Erdal Erzincan (born 1971 in Erzurum) is a Turkish Alevi folk musician, composer, and singer.

== Life and Career ==
In 1981, he moved to Istanbul and studied bağlama at the Arif Sağ music school in 1985. Since 1989, he has been studying music at Istanbul Technical University. He has contributed to the development of the şelpe technique for playing bağlama without a plectrum, akin to tapping on guitar.

During his career, he has worked with Turkish folk musicians Tolga Sağ, İsmail Özden, Yılmaz Çelik, Muharrem Temiz, Arif Sağ, and Erol Parlak. In 2004, he recorded an album with Iranian-Kurdish musician Kayhan Kalhor.

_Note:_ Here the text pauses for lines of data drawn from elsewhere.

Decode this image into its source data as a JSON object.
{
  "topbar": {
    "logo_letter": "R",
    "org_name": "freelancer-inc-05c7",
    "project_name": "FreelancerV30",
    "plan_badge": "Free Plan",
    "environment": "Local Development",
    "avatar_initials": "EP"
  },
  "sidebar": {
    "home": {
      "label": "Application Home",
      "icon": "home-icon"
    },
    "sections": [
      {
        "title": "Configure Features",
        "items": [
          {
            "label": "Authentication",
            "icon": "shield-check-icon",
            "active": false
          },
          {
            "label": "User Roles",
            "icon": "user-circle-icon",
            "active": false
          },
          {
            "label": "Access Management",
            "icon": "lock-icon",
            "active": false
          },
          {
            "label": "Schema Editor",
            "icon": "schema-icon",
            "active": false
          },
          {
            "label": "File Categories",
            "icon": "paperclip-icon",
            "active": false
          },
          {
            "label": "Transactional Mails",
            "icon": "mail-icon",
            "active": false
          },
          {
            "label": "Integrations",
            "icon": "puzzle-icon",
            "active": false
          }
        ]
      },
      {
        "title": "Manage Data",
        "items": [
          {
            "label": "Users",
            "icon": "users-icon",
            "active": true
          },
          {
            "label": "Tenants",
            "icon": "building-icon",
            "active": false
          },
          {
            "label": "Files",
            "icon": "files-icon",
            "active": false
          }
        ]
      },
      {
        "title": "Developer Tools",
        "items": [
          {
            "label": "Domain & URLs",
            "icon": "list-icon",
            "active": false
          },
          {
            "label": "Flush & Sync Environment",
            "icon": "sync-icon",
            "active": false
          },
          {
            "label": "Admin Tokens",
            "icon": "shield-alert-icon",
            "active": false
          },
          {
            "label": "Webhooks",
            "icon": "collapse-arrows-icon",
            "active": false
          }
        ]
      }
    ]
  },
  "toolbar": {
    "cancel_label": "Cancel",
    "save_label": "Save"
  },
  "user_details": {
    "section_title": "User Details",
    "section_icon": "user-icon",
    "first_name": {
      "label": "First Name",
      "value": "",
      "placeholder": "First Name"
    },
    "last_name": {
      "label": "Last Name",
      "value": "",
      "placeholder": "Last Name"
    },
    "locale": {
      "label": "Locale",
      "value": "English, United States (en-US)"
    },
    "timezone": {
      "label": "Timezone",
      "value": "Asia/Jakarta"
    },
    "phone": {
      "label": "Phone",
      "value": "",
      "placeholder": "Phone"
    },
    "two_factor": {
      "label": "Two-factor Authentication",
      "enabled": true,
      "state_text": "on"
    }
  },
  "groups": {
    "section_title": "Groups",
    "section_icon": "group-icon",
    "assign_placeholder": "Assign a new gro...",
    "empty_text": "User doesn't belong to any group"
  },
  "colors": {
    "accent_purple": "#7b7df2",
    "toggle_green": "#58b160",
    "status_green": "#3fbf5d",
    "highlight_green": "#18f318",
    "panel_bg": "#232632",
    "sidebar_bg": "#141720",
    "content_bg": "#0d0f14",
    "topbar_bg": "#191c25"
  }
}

Erdal Erzincan is married to Mercan Erzincan and has one child.

== Discography ==
- Gurup Arayış (1992)
- Töre (1994)
- Garip (1996)
- Türküler Sevdamız (1997) – With İsmail Özden and Tolga Sağ
- Concerto For Bağlama (1998) – Instrumental – With Arif Sağ and Erol Parlak
- Gurbet Yollarında (1999)
- Anadolu (2000) – Instrumental
- Türküler Sevdamız 2 (2001) – With Tolga Sağ and Yılmaz Çelik
- Al Mendil (2002)
- Türküler Sevdamız 3 (2005) – Together with Tolga Sağ, Muharrem Temiz and Yılmaz Çelik
- Kervan (2006)
- The Wind (ECM, 2006) – Instrumental, with Kayhan Kalhor
- Giriftar (2008)
- Girdab-ı Mihnet (2011)
- Erdal Erzincan Bağlama Orkestrası (2013)
- Kula Kulluk Yakışır Mı (ECM, 2013) with Kayhan Kalhor
- Karasu (2016) – Instrumental
- Döngü (2018)
- Bağlama İçin Besteler (2019)
- Beş Bağlama Konserleri (2019)
- Şelpe (2019) – Instrumental
- İki Telin İzinden (2020)
- Ağaçname (2022)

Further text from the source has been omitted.